The kids face various obstacles in the race, like dead batteries and muddy puddles, but no matter how long it takes to get help from a passing tractor or think their next step through, they manage to stay in the race.
Professor Know-It-All! Perfect!
The first page shows the starting line of the race, and there’s a kart in the middle with a smiling kid. . . and right behind him is another smiling kid leaning over so she can be in the shot as well. It looks hilarious.
The last few pages feature a more detailed explanation of the science involved.
The artwork is basic, but cute nonetheless. It doesn’t get in the way of the storytelling, or rather science-telling.
ABC for Me: ABC What Can She Be?
Girls can be anything they want to be, from A to Z
As one would expect, this book goes through the alphabet, choosing one profession for each letter, something girls can aspire to be. I was greatly looking forward to what Q and X would be, but they were kinda letdowns, with the adjectives representing instead of the nouns.
Luckily there’s enough description and artwork to show what each job entails, otherwise it would be really hard for a parent to explain. There’s a good mix, though I know of at least one guitarist who’d be annoyed that she didn’t get in but the keyboardist did.
My Favorite Machine: Airplanes
Like the rest of this series, the artwork consists of photos rather than drawings, a good idea in order to explain. . . well, what the title says.
Pretty complicated ideas are dealt with very simply.
Some of the photos look more like photoshop or even clip art, but they don’t detract from the simple narrative.
Fall is Coming
A rabbit and a bird go on a bike ride, take a nap, and wake up to find the day has gotten cold. Rabbit learns to dress up. . . and that’s it.
As simple as children’s books are, this one is even more so, with big illustrations and minimal text. There just isn’t much of a story. There’s certainly no lesson, as any kid old enough to read this knows what to do when they’re cold.
Knock Knock Boo Who?
A collection of Halloween themed knock-knock jokes. Yep.
Some are really simple, yet still funny, like boo who and I scream. Others make no sense. But basically they’re at the level that’ll make your small child at least chuckle.
My Cat is Sad / Mi gato esta triste
Kid thinks his cat is sad and tries all manner of ideas to bring it out of its supposed funk. It looks more like the kid is what made the cat sad—and mad—with all his shenanigans, until at the end he finally gets it right.
This cat on the cover does not look sad at all. If anything, it looks angry, claws halfway out. Once in the book the cat appears to be sleeping, except when interrupted by another erroneous idea from its human.
Before each new idea there’s the repetition of the kid saying the cat is sad and the cat sleeping, so the book’s even shorter than it looks.
If this is supposed to teach a kid not to jump to conclusions, then I’m all for it. If it was meant as something else, I totally missed it.
My Favorite Animal: Frogs
Like all books in this series, this one features photographs and facts of the animal in question.
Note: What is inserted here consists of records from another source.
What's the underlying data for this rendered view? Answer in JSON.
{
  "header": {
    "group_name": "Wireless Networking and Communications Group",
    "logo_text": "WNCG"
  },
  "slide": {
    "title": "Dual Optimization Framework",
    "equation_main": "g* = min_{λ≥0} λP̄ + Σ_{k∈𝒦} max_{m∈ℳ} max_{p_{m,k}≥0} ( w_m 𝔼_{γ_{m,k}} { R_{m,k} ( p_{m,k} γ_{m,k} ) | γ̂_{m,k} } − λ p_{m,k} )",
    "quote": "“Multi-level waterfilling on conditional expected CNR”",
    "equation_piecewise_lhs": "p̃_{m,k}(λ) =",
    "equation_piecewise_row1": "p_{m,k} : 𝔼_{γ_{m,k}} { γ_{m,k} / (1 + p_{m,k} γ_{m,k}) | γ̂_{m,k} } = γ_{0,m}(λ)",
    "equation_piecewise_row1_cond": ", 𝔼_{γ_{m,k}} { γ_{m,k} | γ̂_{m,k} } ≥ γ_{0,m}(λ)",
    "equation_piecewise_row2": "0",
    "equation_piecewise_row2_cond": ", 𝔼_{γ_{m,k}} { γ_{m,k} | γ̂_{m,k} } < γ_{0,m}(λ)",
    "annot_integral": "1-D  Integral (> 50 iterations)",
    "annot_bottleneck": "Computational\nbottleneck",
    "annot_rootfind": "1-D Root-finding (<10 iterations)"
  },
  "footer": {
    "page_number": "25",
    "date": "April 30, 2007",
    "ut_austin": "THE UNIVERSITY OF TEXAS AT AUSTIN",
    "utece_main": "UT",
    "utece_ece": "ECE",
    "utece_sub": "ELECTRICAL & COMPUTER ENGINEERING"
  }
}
Sometimes the words are too big for the age of the reader, but they’re probably in it for the photos anyway.
There’s some simple memory quizzes and a glossary, but again, this is about the visuals.
My Favorite Sport: Skateboarding
As always in this series, this book features big bright photos and some text. A little surprisingly, though I guess it shouldn’t be, all the photos here feature young kids on the skateboards, not all of them with protective gear even though there’s a section on that.
It’s certainly informative enough, though I’ve found that most of these books have words too big for readers of the target age. On the other hand, I think they’re more interested in the photos anyway.
Owl Love You
With plenty of rhyme and nightscapes, this book shows a momma owl’s love for her little one as she teaches about the nocturnal world they live in.
Unlike a lot of rhyming books, this one keeps a very singsongy pace, as though the authors actually know how to write poetry in its proper meter.
There’s a lot of hedgehogs, possibly because they look fun to draw. Bats, not so much. The art is done in broad strokes of watercolor, not all that big a deal but fitting with the theme.